The chiefs were part of the delegation led by Ibhetshu LikaZulu who were initially blocked by the police from proceeding to Bhalagwe before they were cleared after several hours.
In 2019, President Mnangagwa called for open debates on the 1980s mass killings in Matabeleland and Midlands. Mnangagwa also endorsed Chiefs to lead the exhumation and reburials of victims of Gukurahundi.
“There is an agreement between the chiefs and the government which gives us the authority to have these meetings and talk about Gukurahundi freely but whenever we want to come to Bhalagwe we are stopped,” said Chief Fuyane of Maphisa.
He said the agreement on paper is different from what they are experiencing on ground.
“This is the second plaque which is being erected here, and it was installed within our community so who removed it, I am giving you all homework. I am happy that the government said we must freely talk about Gukurahundi which means this plaque that we are erecting here must be protected by the government, not by people,” said Chief Fuyane.
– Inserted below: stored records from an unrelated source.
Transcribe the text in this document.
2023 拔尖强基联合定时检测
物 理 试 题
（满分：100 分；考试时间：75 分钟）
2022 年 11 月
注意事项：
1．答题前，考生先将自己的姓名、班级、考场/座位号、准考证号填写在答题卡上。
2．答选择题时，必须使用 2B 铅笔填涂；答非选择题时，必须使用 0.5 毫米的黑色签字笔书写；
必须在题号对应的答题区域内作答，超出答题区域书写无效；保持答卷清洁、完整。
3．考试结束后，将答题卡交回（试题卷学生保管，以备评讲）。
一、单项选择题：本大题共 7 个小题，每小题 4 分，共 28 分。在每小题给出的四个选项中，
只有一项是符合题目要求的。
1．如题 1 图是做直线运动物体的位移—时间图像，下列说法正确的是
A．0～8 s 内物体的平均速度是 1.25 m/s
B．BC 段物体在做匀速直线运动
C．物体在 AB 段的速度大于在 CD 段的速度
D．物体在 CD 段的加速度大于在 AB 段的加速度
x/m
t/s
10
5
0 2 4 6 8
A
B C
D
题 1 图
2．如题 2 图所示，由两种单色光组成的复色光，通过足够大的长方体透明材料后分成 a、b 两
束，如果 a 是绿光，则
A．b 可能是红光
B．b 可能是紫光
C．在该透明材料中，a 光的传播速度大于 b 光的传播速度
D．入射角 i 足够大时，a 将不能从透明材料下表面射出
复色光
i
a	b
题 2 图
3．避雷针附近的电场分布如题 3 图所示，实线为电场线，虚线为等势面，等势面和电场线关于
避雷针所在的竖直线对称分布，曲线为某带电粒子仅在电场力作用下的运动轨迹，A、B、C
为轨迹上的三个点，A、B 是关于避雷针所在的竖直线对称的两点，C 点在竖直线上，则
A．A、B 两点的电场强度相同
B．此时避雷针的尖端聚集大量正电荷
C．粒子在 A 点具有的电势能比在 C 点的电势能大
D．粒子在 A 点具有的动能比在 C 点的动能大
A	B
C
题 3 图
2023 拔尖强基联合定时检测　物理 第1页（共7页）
He said there is a need for scholars to document the history of Bhalagwe for future generations.
“There are intellectuals here, I want them to document the history about the atrocities which happened in this place. This history must not be written by people we don’t know but must be written by our people writing for our people. Our people are now living abroad so we must document this history so that the future generations know about it so that even if we are no longer here, they will know the history. What pains me the most is that this place is called heroes acre but there are no heroes but people who were murdered while innocent but this place is called heroes.”Chief Fuyane of Maphisa
Chief Fuyane indicated that they are failing to perform their traditional rituals due to the atrocities which occurred in Bhalagwe.
“We used to ask for the rains as a community in these mountains but when we remember what happened in this place it becomes difficult. My plea is that we should have a task force in this area to map a way forward on how to handle this situation, something is definitely not going well, we cannot go to those graves and celebrate when innocent people are sleeping there,” he added.
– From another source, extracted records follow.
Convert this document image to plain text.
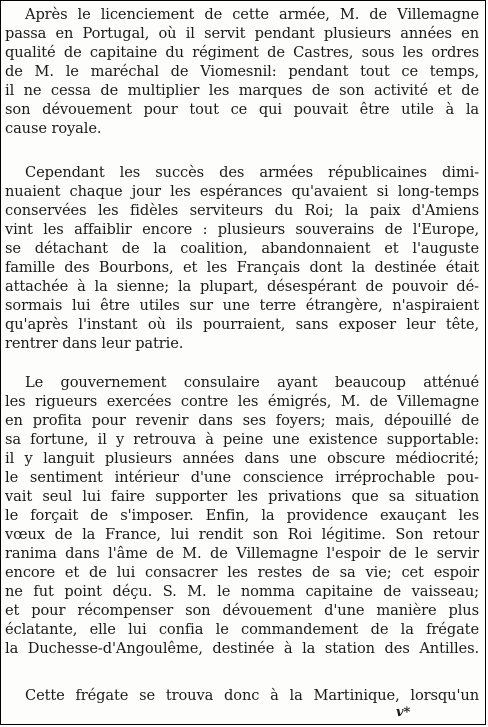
Après le licenciement de cette armée, M. de Villemagne
passa en Portugal, où il servit pendant plusieurs années en
qualité de capitaine du régiment de Castres, sous les ordres
de M. le maréchal de Viomesnil: pendant tout ce temps,
il ne cessa de multiplier les marques de son activité et de
son dévouement pour tout ce qui pouvait être utile à la
cause royale.

Cependant les succès des armées républicaines dimi-
nuaient chaque jour les espérances qu'avaient si long-temps
conservées les fidèles serviteurs du Roi; la paix d'Amiens
vint les affaiblir encore : plusieurs souverains de l'Europe,
se détachant de la coalition, abandonnaient et l'auguste
famille des Bourbons, et les Français dont la destinée était
attachée à la sienne; la plupart, désespérant de pouvoir dé-
sormais lui être utiles sur une terre étrangère, n'aspiraient
qu'après l'instant où ils pourraient, sans exposer leur tête,
rentrer dans leur patrie.

Le gouvernement consulaire ayant beaucoup atténué
les rigueurs exercées contre les émigrés, M. de Villemagne
en profita pour revenir dans ses foyers; mais, dépouillé de
sa fortune, il y retrouva à peine une existence supportable:
il y languit plusieurs années dans une obscure médiocrité;
le sentiment intérieur d'une conscience irréprochable pou-
vait seul lui faire supporter les privations que sa situation
le forçait de s'imposer. Enfin, la providence exauçant les
vœux de la France, lui rendit son Roi légitime. Son retour
ranima dans l'âme de M. de Villemagne l'espoir de le servir
encore et de lui consacrer les restes de sa vie; cet espoir
ne fut point déçu. S. M. le nomma capitaine de vaisseau;
et pour récompenser son dévouement d'une manière plus
éclatante, elle lui confia le commandement de la frégate
la Duchesse-d'Angoulême, destinée à la station des Antilles.

Cette frégate se trouva donc à la Martinique, lorsqu'un

v*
“Traditionally, we are the ones who ought to be inviting people to come to this place but the situation is vice versa, why are things happening this way.”
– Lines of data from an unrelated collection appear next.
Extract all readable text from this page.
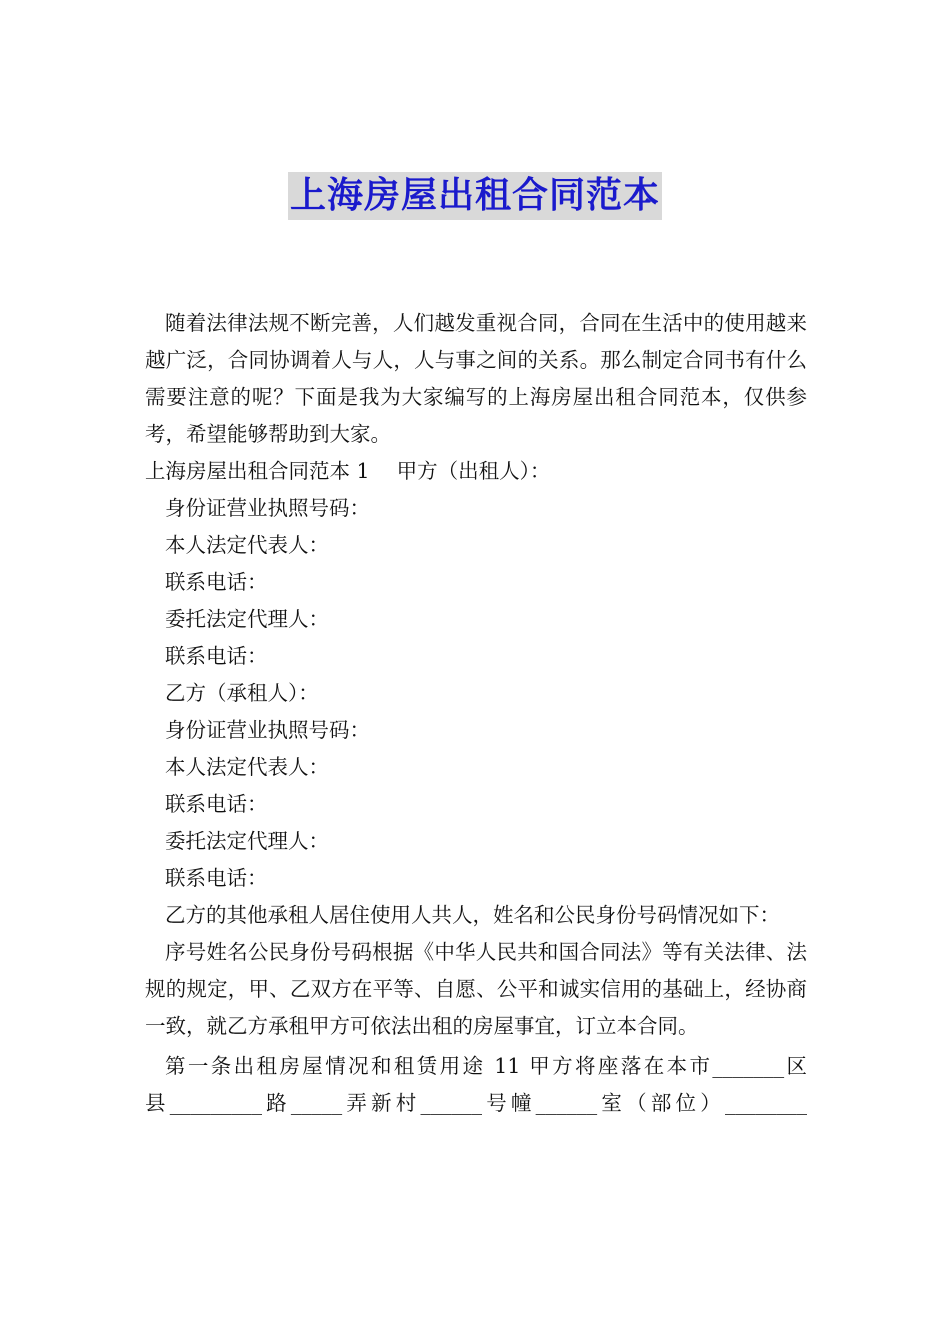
上海房屋出租合同范本

随着法律法规不断完善，人们越发重视合同，合同在生活中的使用越来越广泛，合同协调着人与人，人与事之间的关系。那么制定合同书有什么需要注意的呢？下面是我为大家编写的上海房屋出租合同范本，仅供参考，希望能够帮助到大家。

上海房屋出租合同范本 1　 甲方（出租人）：

身份证营业执照号码：

本人法定代表人：

联系电话：

委托法定代理人：

联系电话：

乙方（承租人）：

身份证营业执照号码：

本人法定代表人：

联系电话：

委托法定代理人：

联系电话：

乙方的其他承租人居住使用人共人，姓名和公民身份号码情况如下：

序号姓名公民身份号码根据《中华人民共和国合同法》等有关法律、法规的规定，甲、乙双方在平等、自愿、公平和诚实信用的基础上，经协商一致，就乙方承租甲方可依法出租的房屋事宜，订立本合同。

第一条出租房屋情况和租赁用途 11 甲方将座落在本市_______区

县_________路_____弄新村______号幢______室（部位）________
Meanwhile, Chief Mathema from Gwanda said it is important for the affected communities to take control of the processes themselves.
“People of Matabeleland together with Midlands should stand together with one voice and do not expect much from Chiefs as it’s not all of them who talk about Gukurahundi in the meetings,” he said.
MDC Alliance Vice President Professor Welshman Ncube who also attended the memorial service commended Ibhetshu Likazulu for holding the event in different provinces.
“This is a great job because when you are ruled by oppression and where the perpetrators are denying it is important to constantly remember and Honour the Gukurahundi victims, we must never forget,” he said.
“The first rule is for the perpetrator to agree that they wronged people and that those who were wronged have a right to get justice, without justice there can be no healing, no matter how much they try to cover up this issue it will forever come out as these are fresh wounds,” said Professor Ncube.